11. Voor een proceskostenveroordeling zijn geen gronden aanwezig.

BESLISSING

De rechter in dit gerecht:
- verklaart het bezwaar ongegrond.
Deze uitspraak is gegeven door mr. A.J.H. van Suilen, rechter in ambtenarenzaken, en in het openbaar uitgesproken ter zitting van woensdag 31 maart 2021, in tegenwoordigheid van de griffier.
Tegen deze uitspraak kunnen beide partijen hoger beroep instellen bij de Raad van beroep in ambtenarenzaken.
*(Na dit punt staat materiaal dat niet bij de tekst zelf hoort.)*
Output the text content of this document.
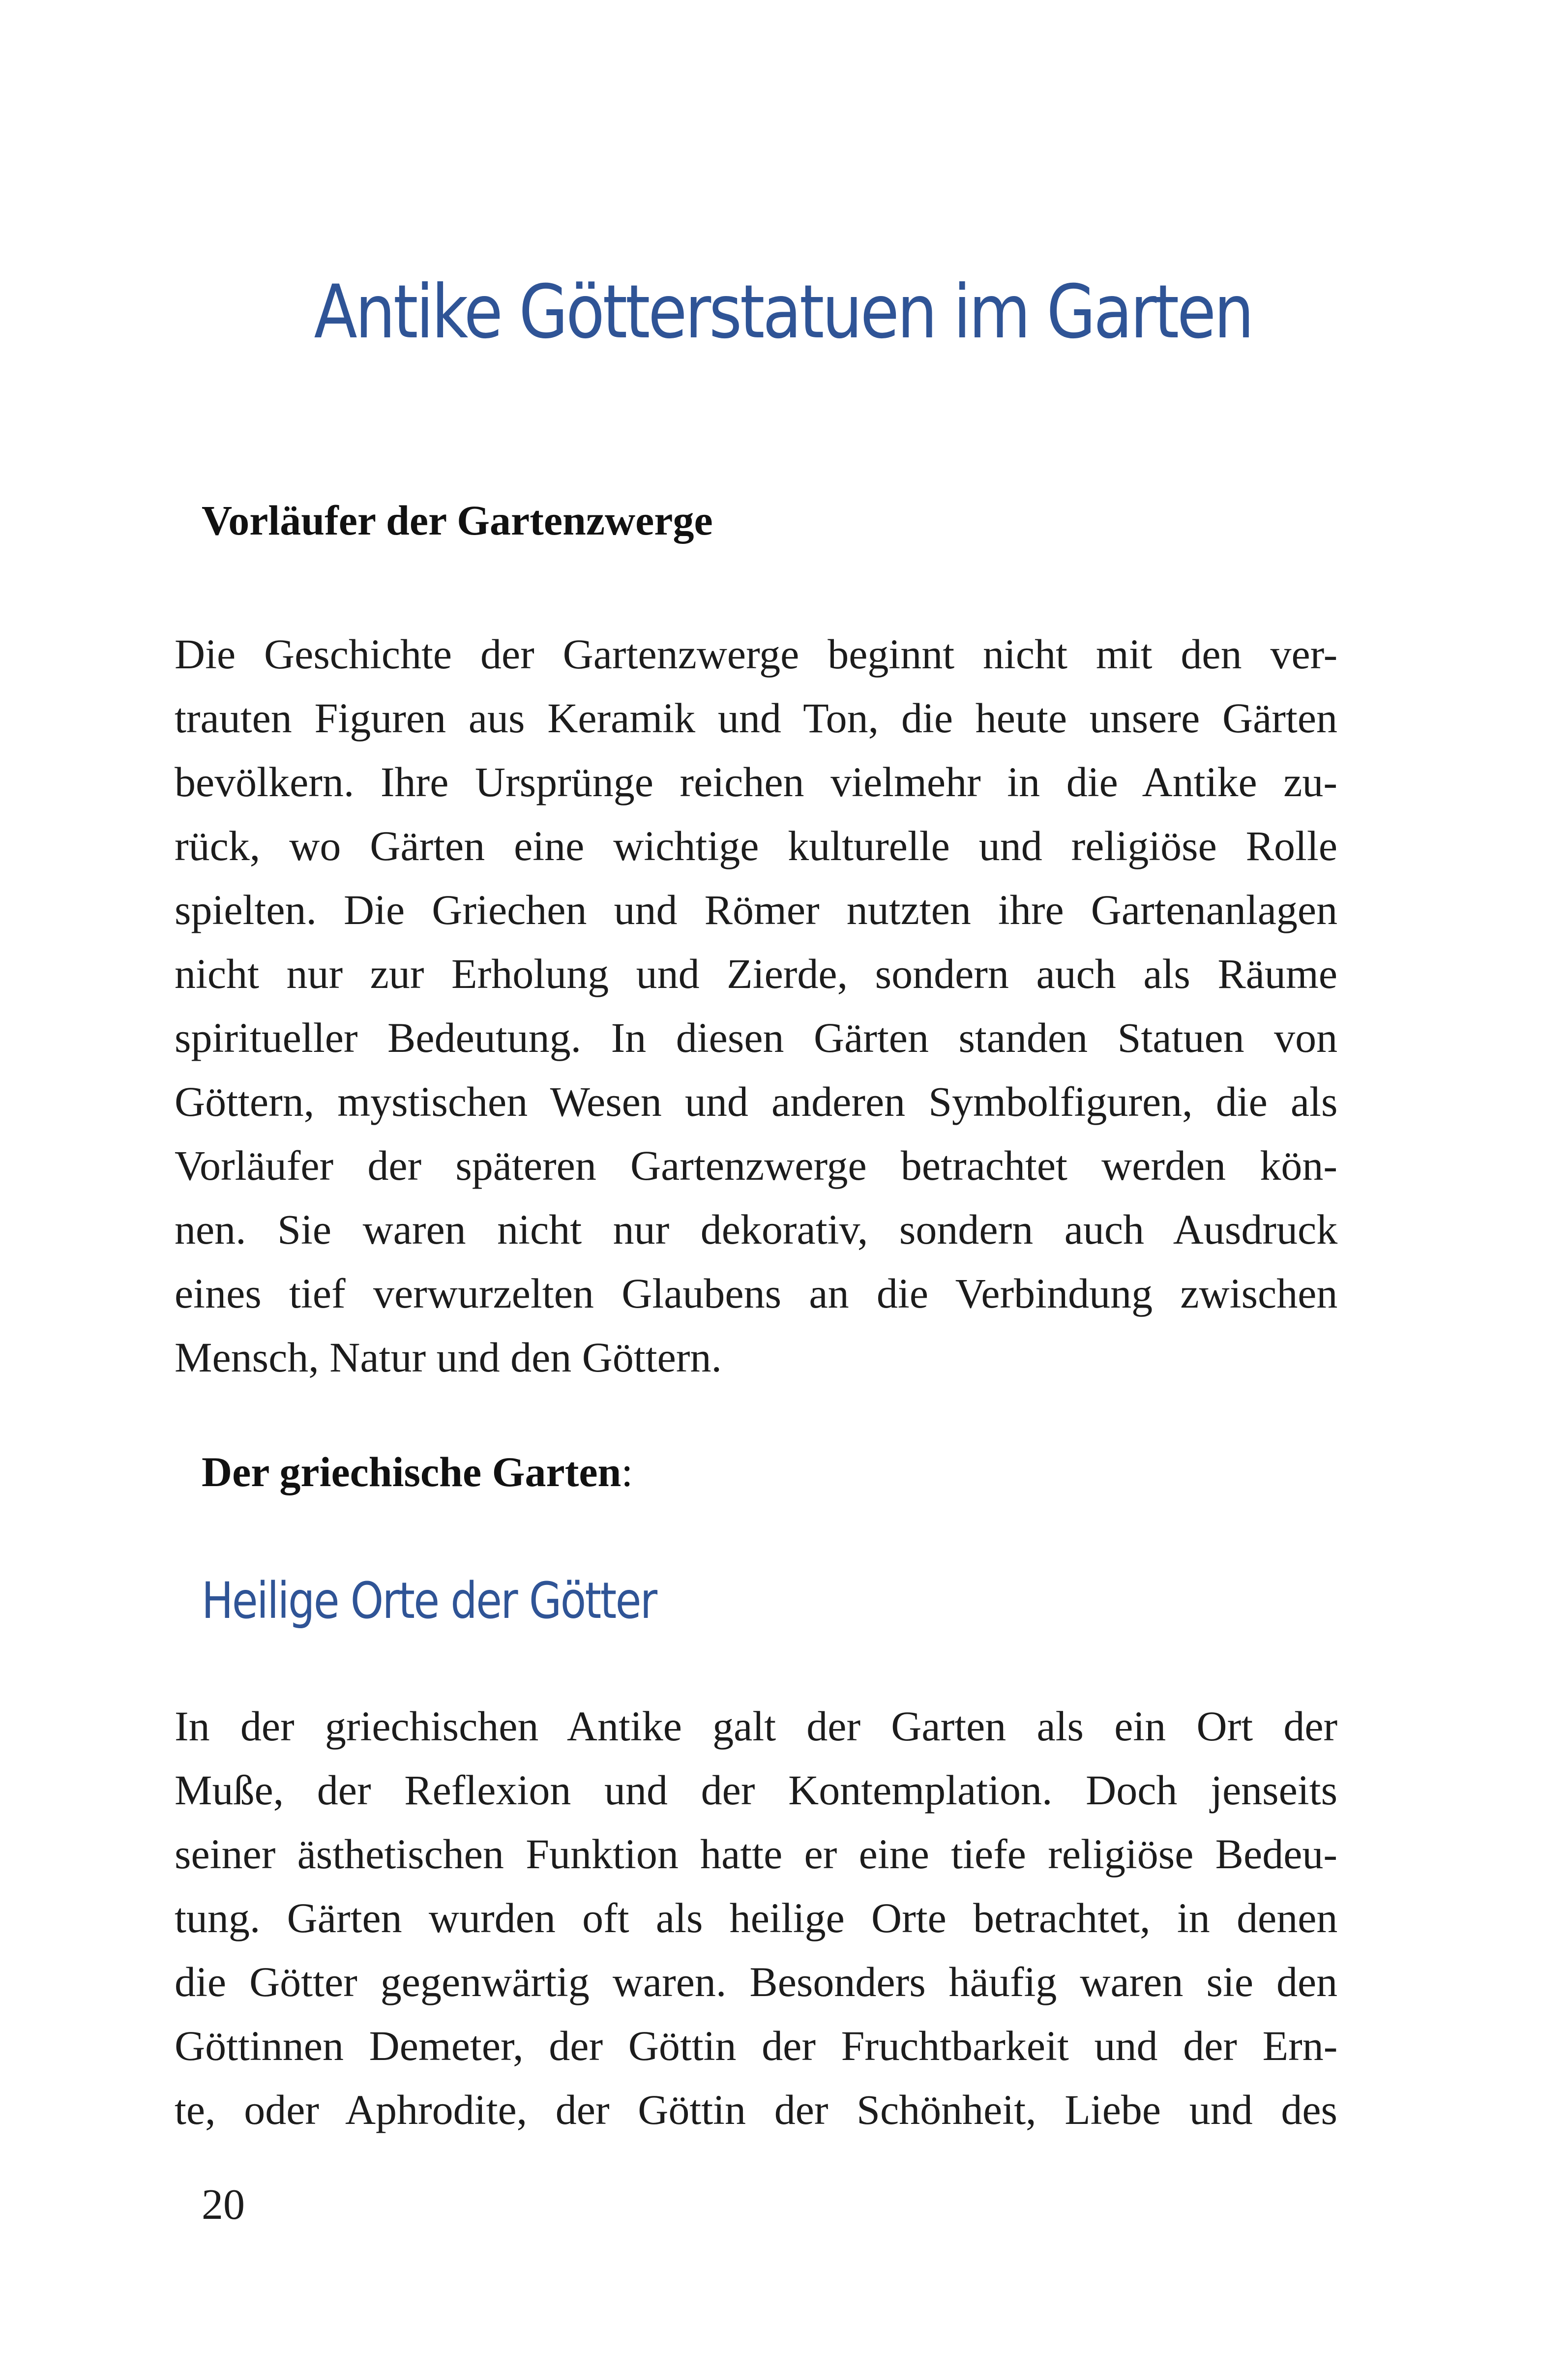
Antike Götterstatuen im Garten
Vorläufer der Gartenzwerge
Die Geschichte der Gartenzwerge beginnt nicht mit den ver-
trauten Figuren aus Keramik und Ton, die heute unsere Gärten
bevölkern. Ihre Ursprünge reichen vielmehr in die Antike zu-
rück, wo Gärten eine wichtige kulturelle und religiöse Rolle
spielten. Die Griechen und Römer nutzten ihre Gartenanlagen
nicht nur zur Erholung und Zierde, sondern auch als Räume
spiritueller Bedeutung. In diesen Gärten standen Statuen von
Göttern, mystischen Wesen und anderen Symbolfiguren, die als
Vorläufer der späteren Gartenzwerge betrachtet werden kön-
nen. Sie waren nicht nur dekorativ, sondern auch Ausdruck
eines tief verwurzelten Glaubens an die Verbindung zwischen
Mensch, Natur und den Göttern.
Der griechische Garten:
Heilige Orte der Götter
In der griechischen Antike galt der Garten als ein Ort der
Muße, der Reflexion und der Kontemplation. Doch jenseits
seiner ästhetischen Funktion hatte er eine tiefe religiöse Bedeu-
tung. Gärten wurden oft als heilige Orte betrachtet, in denen
die Götter gegenwärtig waren. Besonders häufig waren sie den
Göttinnen Demeter, der Göttin der Fruchtbarkeit und der Ern-
te, oder Aphrodite, der Göttin der Schönheit, Liebe und des
20
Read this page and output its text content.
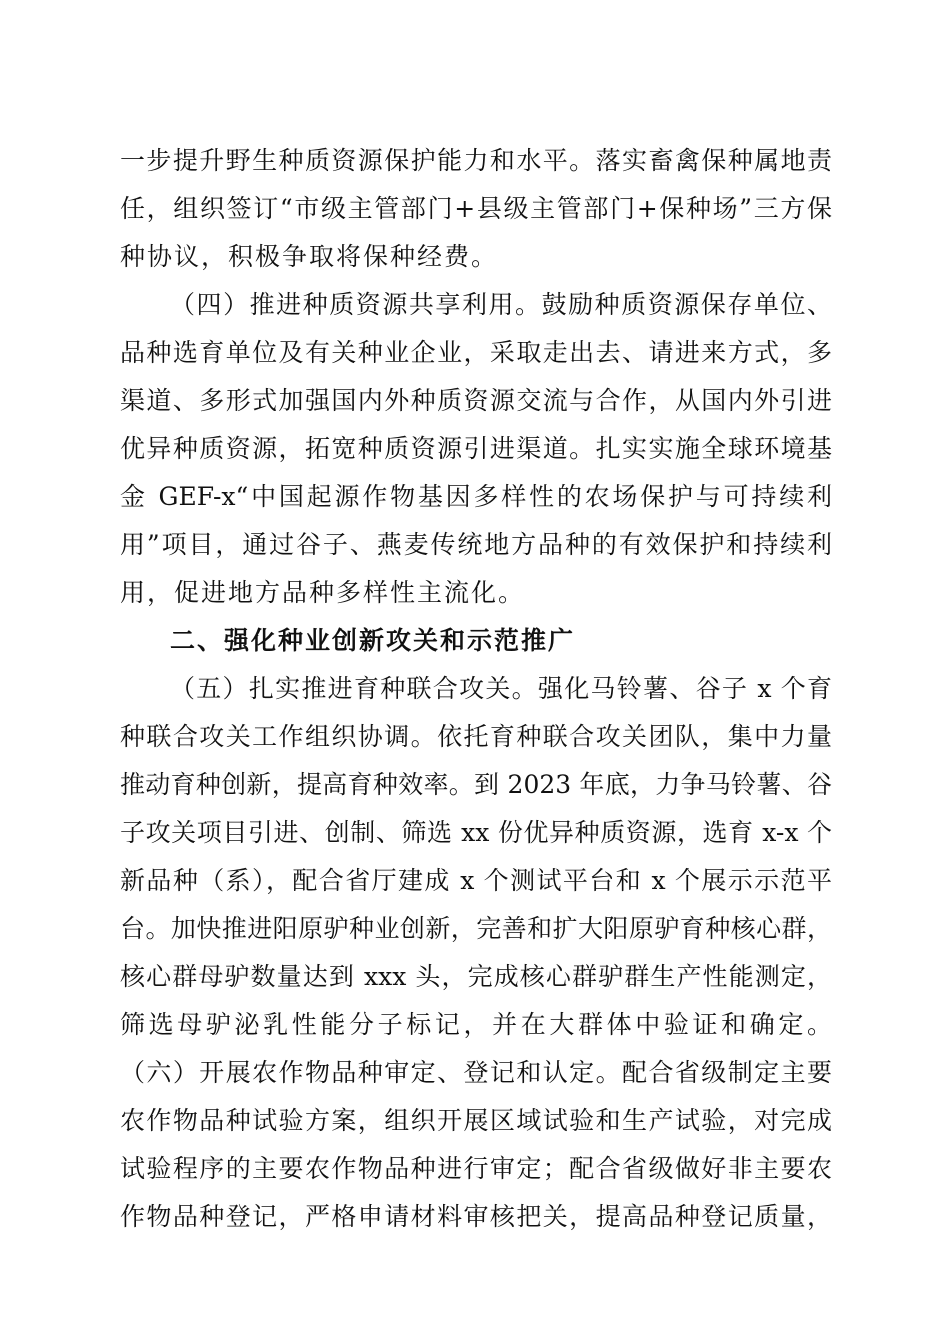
一步提升野生种质资源保护能力和水平。落实畜禽保种属地责
任，组织签订“市级主管部门+县级主管部门+保种场”三方保
种协议，积极争取将保种经费。
（四）推进种质资源共享利用。鼓励种质资源保存单位、
品种选育单位及有关种业企业，采取走出去、请进来方式，多
渠道、多形式加强国内外种质资源交流与合作，从国内外引进
优异种质资源，拓宽种质资源引进渠道。扎实实施全球环境基
金 GEF-x“中国起源作物基因多样性的农场保护与可持续利
用”项目，通过谷子、燕麦传统地方品种的有效保护和持续利
用，促进地方品种多样性主流化。
二、强化种业创新攻关和示范推广
（五）扎实推进育种联合攻关。强化马铃薯、谷子 x 个育
种联合攻关工作组织协调。依托育种联合攻关团队，集中力量
推动育种创新，提高育种效率。到 2023 年底，力争马铃薯、谷
子攻关项目引进、创制、筛选 xx 份优异种质资源，选育 x-x 个
新品种（系），配合省厅建成 x 个测试平台和 x 个展示示范平
台。加快推进阳原驴种业创新，完善和扩大阳原驴育种核心群，
核心群母驴数量达到 xxx 头，完成核心群驴群生产性能测定，
筛选母驴泌乳性能分子标记，并在大群体中验证和确定。
（六）开展农作物品种审定、登记和认定。配合省级制定主要
农作物品种试验方案，组织开展区域试验和生产试验，对完成
试验程序的主要农作物品种进行审定；配合省级做好非主要农
作物品种登记，严格申请材料审核把关，提高品种登记质量，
Daarbij dient de volgende termijn in acht te worden genomen:
  • Als de indiener van het hoger beroep of zijn gemachtigde bij de uitspraak aanwezig is geweest: Binnen dertig dagen na de dag van de uitspraak;
  • In de andere gevallen: Binnen dertig dagen na de dag van de toezending of de terhandstelling van een afschrift van de uitspraak.
Het hogerberoepschrift moet worden ingediend bij:
De griffie van de Raad van Beroep in ambtenarenzaken
J.G. Emanstraat 51
Oranjestad
Aruba
U wordt verzocht bij het indienen van het hogerberoepschrift het volgende in acht te nemen:
1. Leg bij het hogerberoepschrift een afschrift over van deze uitspraak;
2. Onderteken het hogerberoepschrift en vermeld het volgende:
a. de naam en het adres van de indiener of de gemachtigde,
b. de datum van ondertekening,
c. waartegen u in hoger beroep komt,
d. waarom u het niet eens bent met deze uitspraak (de gronden van het hoger beroep).
Voor het instellen van hoger beroep is geen griffierecht verschuldigd.